Se trata del cementerio católico principal de Dublín, casi se podría decir Camposanto Nacional,  algo así como La Almudena en Madrid. Hacia allí, en el sexto capítulo de Ulises,  se dirige Bloom en uno de los pocos carruajes del entierro, bastante deslucido, de Paddy Dignam,  que empieza en la casa de este situado detrás del famoso campo de rugby de Landsdowne Road, no lejos de la playa de Sandymount, y luego cruza buena parte de la ciudad.  En Glasnevin descansan los prohombres (y promujeres) del país, entre ellos el mencionado Daniel O’Connell y Charles Stewart Parnell, “El Jefe”, otro famoso luchador parlamentario por la libertad de Irlanda. 

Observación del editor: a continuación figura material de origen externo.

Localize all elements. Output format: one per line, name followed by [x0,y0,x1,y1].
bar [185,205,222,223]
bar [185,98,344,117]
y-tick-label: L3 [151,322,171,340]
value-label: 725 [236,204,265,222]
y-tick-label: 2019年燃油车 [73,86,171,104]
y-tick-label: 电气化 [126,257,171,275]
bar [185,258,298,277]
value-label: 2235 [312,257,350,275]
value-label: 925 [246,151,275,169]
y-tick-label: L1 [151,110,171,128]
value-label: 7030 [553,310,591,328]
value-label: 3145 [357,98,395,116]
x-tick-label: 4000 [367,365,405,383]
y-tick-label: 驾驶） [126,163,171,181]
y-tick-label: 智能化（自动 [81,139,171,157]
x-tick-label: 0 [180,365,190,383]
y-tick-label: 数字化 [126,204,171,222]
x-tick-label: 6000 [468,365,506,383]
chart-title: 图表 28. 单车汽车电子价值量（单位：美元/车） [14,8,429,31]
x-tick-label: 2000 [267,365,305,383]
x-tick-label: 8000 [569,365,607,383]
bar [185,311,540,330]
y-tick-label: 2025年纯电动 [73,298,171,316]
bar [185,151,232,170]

Volver a  Glasnevin conmueve a Bloom por el hecho, sobre todo,  de estar allí sepultada su madre.  También están varios parientes del propio Joyce, entre ellos su padre, así como Maude Gonne, la musa vitalicia del poeta William Yeats, el escritor Brendan Behan y el casi mítico presidente de la República,  Éamon de Valera, de origen español como denota su apellido.  El lugar vale con creces una visita. 

Farmacia Sweny

Otro de los lugares de peregrinaje para turistas que siguen las huellas de Bloom, es la antigua Farmacia Sweny donde se reúnen grupos de lectura y se hacen numerosos eventos sobre Joyce. El visitante podrá escuchar, con un poco de suerte, alguna canción de su actual propietario con su guitarra,  y también podrá adquirir el jabón de limón que se describe en la obra y que Leopold Bloom compra en Ulises para su mujer Molly.